I've done things like this is the past. My suspicion is you are
using a shell that does not specify binary mode on pipelines. I
think line endings in the file were corrupted when it was written to
JMBkFile.ssl and possible when it was written to openssl from
JMBkFile.tar.
This kind of thing can be done reliably with perl using binmode.
Some shells do not set binary mode on the file descriptors when
using redirection.
That is my guess if so you should see a lack of bare newlines in
the corrupted file. If so, the file likely has a nontrivial number
of corrupted points so it is likely intractable to recover. This is
obviously not an openssl problem if this is the case.
If so, something like this might be an interesting test.

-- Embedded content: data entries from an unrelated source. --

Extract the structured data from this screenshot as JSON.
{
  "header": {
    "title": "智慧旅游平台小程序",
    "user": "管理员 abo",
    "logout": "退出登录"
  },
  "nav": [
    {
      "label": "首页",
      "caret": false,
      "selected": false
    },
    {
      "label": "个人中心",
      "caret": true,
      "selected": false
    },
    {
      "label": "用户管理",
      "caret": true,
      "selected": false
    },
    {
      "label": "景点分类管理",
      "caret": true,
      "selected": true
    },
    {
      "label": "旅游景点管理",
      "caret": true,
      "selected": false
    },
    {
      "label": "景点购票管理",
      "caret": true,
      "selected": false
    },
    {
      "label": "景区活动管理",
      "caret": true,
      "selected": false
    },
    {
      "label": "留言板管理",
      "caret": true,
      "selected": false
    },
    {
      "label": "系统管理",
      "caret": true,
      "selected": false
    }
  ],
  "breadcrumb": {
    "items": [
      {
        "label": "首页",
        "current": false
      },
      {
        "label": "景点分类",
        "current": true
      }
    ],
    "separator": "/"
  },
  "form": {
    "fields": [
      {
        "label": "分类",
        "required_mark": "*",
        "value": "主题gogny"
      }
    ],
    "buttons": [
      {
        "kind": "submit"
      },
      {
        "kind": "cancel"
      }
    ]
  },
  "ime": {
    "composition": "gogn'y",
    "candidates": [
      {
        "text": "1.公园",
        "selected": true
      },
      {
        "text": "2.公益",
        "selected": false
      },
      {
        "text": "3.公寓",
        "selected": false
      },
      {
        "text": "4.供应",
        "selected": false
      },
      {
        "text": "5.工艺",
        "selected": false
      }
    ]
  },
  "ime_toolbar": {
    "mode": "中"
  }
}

perl -0377 -ne '$c++ if /(?![\r])([\n])/; END { print $c }'
It will count the number of bare newlines.
Garick
On Sun, Sep 27, 2009 at 02:25:55PM -0400, John Medearis wrote:
Using openssl on Windows Vista 64-bit. Would create a tar backup of data,
and then use openssl to encrypt:
openssl enc -aes-256-cbc -salt -pass file:backup_key JMBkFile.tar
JMBkFile.ssl
This has worked well on a RHEL 5 box, with a 1.2GB tar file. I have been
able to encrypt and decrypt successfully.
The windows backup file is 8.3GB. The password file has a single line
containing just the password, no CR or LF, no additional lines.
I have tried to decrypt specifying the file on the command line,
specifying the actual password on the command line, but I continue to
receive the Bad Decrypt message. All of the posts I can find that seem to
apply to my situation suggest a bad password or specifying the wrong
encryption algorithm, but I know they are correct because I have a command
file that creates it, so I know the parameters being used.
Is it the size of the file? What other possibilities should I look at?